After years of low investment in Ghana’s upstream petroleum sector, it is emerging that the country is at risk of missing a renewed wave of upstream petroleum investment due to delays in updating critical sector laws.
The snail pace of the review process of the country’s petroleum production and exploration laws is delaying investment decisions by major international oil companies.
This was revealed by former Power Minister and ex-Chairman of Parliament’s Mines and Energy Committee, Dr. Kwabena Donkor.
He warns that while global industry giants are actively expressing interest in Ghana’s oil blocks, regulatory uncertainty and slow legal reforms are undermining the country’s competitiveness in the West African upstream oil and gas space.
Dr. Donkor disclosed that several major international oil companies, including Chevron, ExxonMobil, Shell, and Eni, are currently interested in investing in Ghana’s upstream sector, however, pending regulatory clarity.
He cautioned that Ghana’s slow pace in finalising reforms to key petroleum legislation is creating uncertainty that could redirect investments elsewhere.
“We are still lagging in the review of the Petroleum Commission Act and related issues. We need to attach far more importance to that than we have done presently. Because we have some of the majors knocking at our doors, wanting blocks,” he revealed.
He mentioned that “Chevron, ExxonMobil, Shell, and even ENI want other blocks. We have some of the big majors waiting for the completion of our review for them to sign up for new blocks.”
Stalled Legal Reforms at the Center of ‘Waiting” Investment
Dr. Donkor clarifies that the challenge is the prolonged review of key petroleum governance frameworks, including the Petroleum Exploration and Production Act (Act 919), the GNPC Act, and the Petroleum Commission Act.
According to Dr. Donkor, although the government has publicly announced intentions to modernise these laws to improve competitiveness, the process remains incomplete, delaying new licensing rounds and investment commitments. He stressed that without a clear and updated legal framework, international oil companies are unable to fully commit to long-term exploration and production programmes in Ghana.
It is noteworthy that although the Minister for Energy has committed himself to the reform Agenda, the machinery of government and the bureaucracy is proving too slow for the resuscitation of the upstream petroleum sector.
Ghana Losing Ground to Côte d’Ivoire
Dr. Donkor further cautioned that Ghana is gradually losing its competitive edge in the upstream petroleum sector, particularly to neighbouring Côte d’Ivoire, which he described as more responsive and attractive to investors.
He argued that regulatory predictability, faster licensing processes, and clearer fiscal terms have made Côte d’Ivoire a preferred destination for upstream capital in the region.
“You can’t hold capital hostage. Capital sees the whole world as one global village. So, if there are opportunities in Ghana and they are not coming up fast, they may look at other areas,” he emphasized.

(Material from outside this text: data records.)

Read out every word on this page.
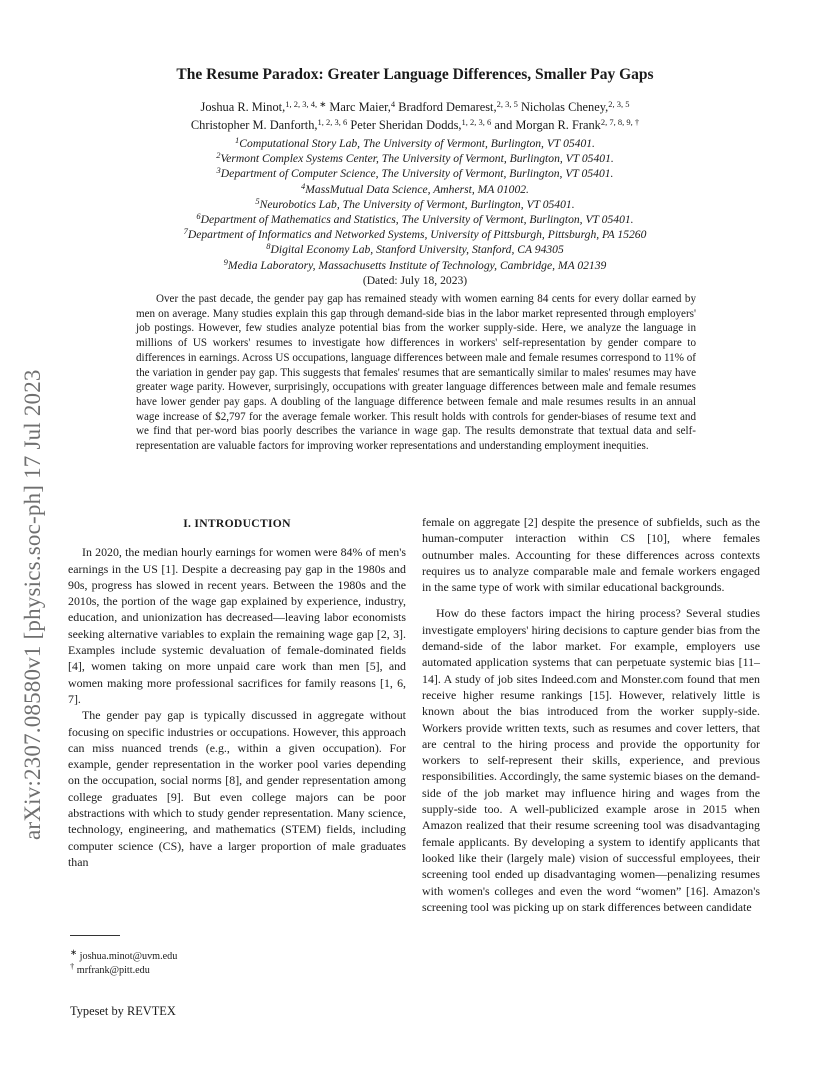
arXiv:2307.08580v1 [physics.soc-ph] 17 Jul 2023
The Resume Paradox: Greater Language Differences, Smaller Pay Gaps
Joshua R. Minot,$^{1, 2, 3, 4, ∗}$ Marc Maier,$^4$ Bradford Demarest,$^{2, 3, 5}$ Nicholas Cheney,$^{2, 3, 5}$
Christopher M. Danforth,$^{1, 2, 3, 6}$ Peter Sheridan Dodds,$^{1, 2, 3, 6}$ and Morgan R. Frank$^{2, 7, 8, 9, \dagger}$
$^1$Computational Story Lab, The University of Vermont, Burlington, VT 05401.
$^2$Vermont Complex Systems Center, The University of Vermont, Burlington, VT 05401.
$^3$Department of Computer Science, The University of Vermont, Burlington, VT 05401.
$^4$MassMutual Data Science, Amherst, MA 01002.
$^5$Neurobotics Lab, The University of Vermont, Burlington, VT 05401.
$^6$Department of Mathematics and Statistics, The University of Vermont, Burlington, VT 05401.
$^7$Department of Informatics and Networked Systems, University of Pittsburgh, Pittsburgh, PA 15260
$^8$Digital Economy Lab, Stanford University, Stanford, CA 94305
$^9$Media Laboratory, Massachusetts Institute of Technology, Cambridge, MA 02139
(Dated: July 18, 2023)

Over the past decade, the gender pay gap has remained steady with women earning 84 cents for every dollar earned by men on average. Many studies explain this gap through demand-side bias in the labor market represented through employers' job postings. However, few studies analyze potential bias from the worker supply-side. Here, we analyze the language in millions of US workers' resumes to investigate how differences in workers' self-representation by gender compare to differences in earnings. Across US occupations, language differences between male and female resumes correspond to 11% of the variation in gender pay gap. This suggests that females' resumes that are semantically similar to males' resumes may have greater wage parity. However, surprisingly, occupations with greater language differences between male and female resumes have lower gender pay gaps. A doubling of the language difference between female and male resumes results in an annual wage increase of $2,797 for the average female worker. This result holds with controls for gender-biases of resume text and we find that per-word bias poorly describes the variance in wage gap. The results demonstrate that textual data and self-representation are valuable factors for improving worker representations and understanding employment inequities.

I. INTRODUCTION

In 2020, the median hourly earnings for women were 84% of men's earnings in the US [1]. Despite a decreasing pay gap in the 1980s and 90s, progress has slowed in recent years. Between the 1980s and the 2010s, the portion of the wage gap explained by experience, industry, education, and unionization has decreased—leaving labor economists seeking alternative variables to explain the remaining wage gap [2, 3]. Examples include systemic devaluation of female-dominated fields [4], women taking on more unpaid care work than men [5], and women making more professional sacrifices for family reasons [1, 6, 7].

The gender pay gap is typically discussed in aggregate without focusing on specific industries or occupations. However, this approach can miss nuanced trends (e.g., within a given occupation). For example, gender representation in the worker pool varies depending on the occupation, social norms [8], and gender representation among college graduates [9]. But even college majors can be poor abstractions with which to study gender representation. Many science, technology, engineering, and mathematics (STEM) fields, including computer science (CS), have a larger proportion of male graduates than

female on aggregate [2] despite the presence of subfields, such as the human-computer interaction within CS [10], where females outnumber males. Accounting for these differences across contexts requires us to analyze comparable male and female workers engaged in the same type of work with similar educational backgrounds.

How do these factors impact the hiring process? Several studies investigate employers' hiring decisions to capture gender bias from the demand-side of the labor market. For example, employers use automated application systems that can perpetuate systemic bias [11–14]. A study of job sites Indeed.com and Monster.com found that men receive higher resume rankings [15]. However, relatively little is known about the bias introduced from the worker supply-side. Workers provide written texts, such as resumes and cover letters, that are central to the hiring process and provide the opportunity for workers to self-represent their skills, experience, and previous responsibilities. Accordingly, the same systemic biases on the demand-side of the job market may influence hiring and wages from the supply-side too. A well-publicized example arose in 2015 when Amazon realized that their resume screening tool was disadvantaging female applicants. By developing a system to identify applicants that looked like their (largely male) vision of successful employees, their screening tool ended up disadvantaging women—penalizing resumes with women's colleges and even the word “women” [16]. Amazon's screening tool was picking up on stark differences between candidate

∗ joshua.minot@uvm.edu
† mrfrank@pitt.edu
Typeset by REVTEX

He continued, “We have lost our competitiveness. Cote d’Ivoire is far more competitive in the E&P space than we are. And that is why we are reviewing our laws to reestablish our competitiveness. And therefore, there is an urgent need for us to do that.
What The High Street Journal Sources Say
Meanwhile, The High Street Journal is picking up indications of reduced activity levels within the Petroleum Commission, which industry watchers partly attribute to the stalled upstream investment pipeline.
With fewer active licensing negotiations and delayed new block allocations, internal momentum within the regulator is believed to have slowed.
Moreover, the issue also carries political weight, as the current administration, while in opposition, had previously been vocal in criticising what it described as weak upstream investment performance and slow sector reforms. This background is now intensifying expectations that government will fast-track the legal review process to unlock new investments and restore momentum in the petroleum sector.
Call for Urgent Reform to Restore Investor Confidence
Dr. Donkor is urging government to expedite the completion of ongoing legislative reviews, arguing that delays are directly undermining Ghana’s ability to attract fresh capital into exploration and production.
He emphasised that a modernised, predictable, and investor-friendly legal regime is essential if Ghana is to reassert itself as a leading upstream oil and gas destination in the sub-region.
“There is a need to complete that review quickly, so that companies waiting will know what they are signing up to. We must do that urgently, making them more appropriate and attractive. We have lost leadership to Côte d’Ivoire. We must reclaim the leadership, but we can only reclaim the leadership by improving our governance of the sector, our laws, and also becoming more predictable,” he appealed.
Until then, he cautions, Ghana risks watching critical investment opportunities slip away to more agile competitors.